Давайте ненадолго сосредоточимся на душе Пио Барохи. Душа, рожденная в катастрофе коллективного духа, открывает нам печальную панораму: при помощи этой души, как сквозь стекло, мы видим внутренний коллапс Испании. Пейзаж после землетрясения. Разрушенные дома, которые бесстыдно выставляют напоказ свои потайные места: комнаты с обоями в нелепые цветочки, лестничные пролеты, развороченные балки, коридоры в грязной извести; деревья корнями кверху, словно окаменевшие; глубокие трещины, которые обнажают глинистые внутренности земли, залитые грязью, и оттеняющая все это убожество и разруху гипсовая пыль, которая взмывает к солнцу и танцует в безудержном юношеском ликованье, пронизанная золотистыми молниями, похожими на натянутые струны арфы. Из этого тотального разорения вздымается неудержимое желание новой, подлинной жизни [104].

Есть одно слово, которое во всех своих возможных претерпеваниях появляется в произведениях Барохи с настойчивостью, граничащей с занудством. Я склонен предположить, что в этом слове Бароха затрагивает что-то свое, личное, то, что именно ему нужно сказать: оно вмещает его видение мира in nuce [105] и особенно его понимание Испании.

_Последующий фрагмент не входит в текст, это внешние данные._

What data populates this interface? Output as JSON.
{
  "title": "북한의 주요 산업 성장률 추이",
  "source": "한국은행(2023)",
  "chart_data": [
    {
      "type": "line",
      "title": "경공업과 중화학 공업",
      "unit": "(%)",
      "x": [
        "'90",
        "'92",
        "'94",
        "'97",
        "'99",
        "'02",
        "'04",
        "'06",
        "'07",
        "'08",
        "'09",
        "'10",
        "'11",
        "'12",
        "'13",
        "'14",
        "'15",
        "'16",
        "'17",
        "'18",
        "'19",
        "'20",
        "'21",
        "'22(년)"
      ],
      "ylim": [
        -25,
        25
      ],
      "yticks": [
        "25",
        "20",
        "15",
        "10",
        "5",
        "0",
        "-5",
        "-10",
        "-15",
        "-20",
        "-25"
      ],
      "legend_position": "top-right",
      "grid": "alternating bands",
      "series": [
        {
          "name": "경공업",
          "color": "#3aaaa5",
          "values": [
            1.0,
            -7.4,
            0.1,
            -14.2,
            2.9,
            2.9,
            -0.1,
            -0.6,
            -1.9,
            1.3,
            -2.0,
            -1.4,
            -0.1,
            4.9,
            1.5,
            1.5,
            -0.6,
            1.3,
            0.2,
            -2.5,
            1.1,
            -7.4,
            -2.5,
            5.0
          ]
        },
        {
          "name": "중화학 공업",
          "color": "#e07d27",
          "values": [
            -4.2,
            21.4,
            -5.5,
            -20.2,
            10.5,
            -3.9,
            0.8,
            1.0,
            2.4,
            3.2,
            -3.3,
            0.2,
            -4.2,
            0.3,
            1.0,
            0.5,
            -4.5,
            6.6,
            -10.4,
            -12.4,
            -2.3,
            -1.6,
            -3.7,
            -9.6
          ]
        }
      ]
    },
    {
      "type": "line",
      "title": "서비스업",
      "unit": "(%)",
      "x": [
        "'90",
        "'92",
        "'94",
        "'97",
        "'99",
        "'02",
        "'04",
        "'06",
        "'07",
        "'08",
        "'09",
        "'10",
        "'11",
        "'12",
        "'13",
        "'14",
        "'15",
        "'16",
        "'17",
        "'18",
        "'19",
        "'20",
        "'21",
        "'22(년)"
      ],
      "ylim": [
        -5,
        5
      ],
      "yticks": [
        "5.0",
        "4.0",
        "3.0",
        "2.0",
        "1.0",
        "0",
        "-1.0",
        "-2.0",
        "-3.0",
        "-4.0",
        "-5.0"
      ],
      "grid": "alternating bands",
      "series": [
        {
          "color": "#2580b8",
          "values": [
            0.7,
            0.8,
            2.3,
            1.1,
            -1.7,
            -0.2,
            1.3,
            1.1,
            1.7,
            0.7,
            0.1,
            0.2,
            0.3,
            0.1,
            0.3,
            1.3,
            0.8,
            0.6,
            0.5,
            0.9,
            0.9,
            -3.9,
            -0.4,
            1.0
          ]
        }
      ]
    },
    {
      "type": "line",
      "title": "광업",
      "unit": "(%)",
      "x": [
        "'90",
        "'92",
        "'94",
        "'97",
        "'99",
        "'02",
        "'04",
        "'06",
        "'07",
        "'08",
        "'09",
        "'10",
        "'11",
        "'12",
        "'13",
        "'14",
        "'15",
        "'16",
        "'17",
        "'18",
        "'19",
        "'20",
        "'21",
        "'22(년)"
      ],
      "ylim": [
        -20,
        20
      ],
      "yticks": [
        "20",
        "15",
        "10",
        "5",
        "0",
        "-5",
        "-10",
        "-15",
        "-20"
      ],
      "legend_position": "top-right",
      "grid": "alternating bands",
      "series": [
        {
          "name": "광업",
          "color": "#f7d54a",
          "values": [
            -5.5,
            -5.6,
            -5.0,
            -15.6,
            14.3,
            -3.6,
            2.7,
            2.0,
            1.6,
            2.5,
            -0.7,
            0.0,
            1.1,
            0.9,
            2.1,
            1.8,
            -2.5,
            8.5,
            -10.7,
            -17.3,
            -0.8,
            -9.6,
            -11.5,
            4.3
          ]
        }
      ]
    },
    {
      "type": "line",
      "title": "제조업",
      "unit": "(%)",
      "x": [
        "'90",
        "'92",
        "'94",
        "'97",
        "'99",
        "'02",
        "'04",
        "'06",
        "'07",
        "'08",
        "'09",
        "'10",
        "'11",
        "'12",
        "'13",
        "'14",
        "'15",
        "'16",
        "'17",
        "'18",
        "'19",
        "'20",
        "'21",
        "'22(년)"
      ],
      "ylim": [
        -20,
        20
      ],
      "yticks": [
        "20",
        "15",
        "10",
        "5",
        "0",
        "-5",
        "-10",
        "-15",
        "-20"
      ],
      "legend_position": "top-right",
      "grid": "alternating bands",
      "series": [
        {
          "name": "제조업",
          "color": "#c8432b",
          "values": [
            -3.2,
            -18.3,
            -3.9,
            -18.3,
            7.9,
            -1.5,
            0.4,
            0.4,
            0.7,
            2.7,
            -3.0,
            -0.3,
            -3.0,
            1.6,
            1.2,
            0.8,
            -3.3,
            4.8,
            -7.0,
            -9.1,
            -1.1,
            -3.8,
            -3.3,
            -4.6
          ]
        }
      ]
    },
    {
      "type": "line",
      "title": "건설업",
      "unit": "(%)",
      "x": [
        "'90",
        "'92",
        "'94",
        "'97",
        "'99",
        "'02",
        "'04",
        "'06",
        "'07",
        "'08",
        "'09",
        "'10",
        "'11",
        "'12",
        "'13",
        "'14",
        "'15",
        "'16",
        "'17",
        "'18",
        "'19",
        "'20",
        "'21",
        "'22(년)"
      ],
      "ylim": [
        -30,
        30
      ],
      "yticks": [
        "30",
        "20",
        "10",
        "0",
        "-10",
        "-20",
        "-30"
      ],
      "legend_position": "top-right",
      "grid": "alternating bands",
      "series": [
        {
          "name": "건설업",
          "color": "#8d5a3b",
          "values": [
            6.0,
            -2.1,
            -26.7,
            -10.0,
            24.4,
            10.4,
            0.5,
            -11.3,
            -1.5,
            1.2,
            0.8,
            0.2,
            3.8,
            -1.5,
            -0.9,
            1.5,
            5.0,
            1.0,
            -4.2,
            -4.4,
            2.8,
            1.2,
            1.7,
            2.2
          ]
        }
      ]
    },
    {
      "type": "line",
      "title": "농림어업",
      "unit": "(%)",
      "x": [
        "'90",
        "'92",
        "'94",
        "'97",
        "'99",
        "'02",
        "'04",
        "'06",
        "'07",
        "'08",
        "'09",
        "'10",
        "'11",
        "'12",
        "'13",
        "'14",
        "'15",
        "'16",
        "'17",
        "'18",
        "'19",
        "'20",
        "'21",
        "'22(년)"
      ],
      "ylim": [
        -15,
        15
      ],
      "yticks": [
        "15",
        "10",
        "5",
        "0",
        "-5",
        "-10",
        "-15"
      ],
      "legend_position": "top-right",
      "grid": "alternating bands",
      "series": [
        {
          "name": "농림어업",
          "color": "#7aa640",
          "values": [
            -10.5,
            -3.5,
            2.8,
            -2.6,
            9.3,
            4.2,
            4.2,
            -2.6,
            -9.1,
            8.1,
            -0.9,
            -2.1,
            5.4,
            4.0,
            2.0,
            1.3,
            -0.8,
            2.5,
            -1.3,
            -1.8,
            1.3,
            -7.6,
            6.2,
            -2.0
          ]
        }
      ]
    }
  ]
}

Это слово: лицемерие!

Когда Бароха говорит о ком-то, что он лицемер, то это в порядке вещей. И почти всё вокруг выглядит лицемерием, и почти все — лицемерами. Приглядитесь, каким образом это оскорбление связано с самой философией Барохи.

Лицемерие, фарс — это такая особая реальность, в которой разыгрывается сама реальность. Это означает, что реальность имеет два плана: внешний, очевидный, демонстративный и внутренний, сущностный, который в первом проявляется. Задача внешней реальности адекватно представить внутреннюю, если это не лицемерный фарс. Задача внутренней реальности — быть адекватно представленной, если это опять-таки не лицемерие. Пример: человек, изо всех сил защищающий какие-то принципы, которые в глубине души его не интересуют, — лицемер.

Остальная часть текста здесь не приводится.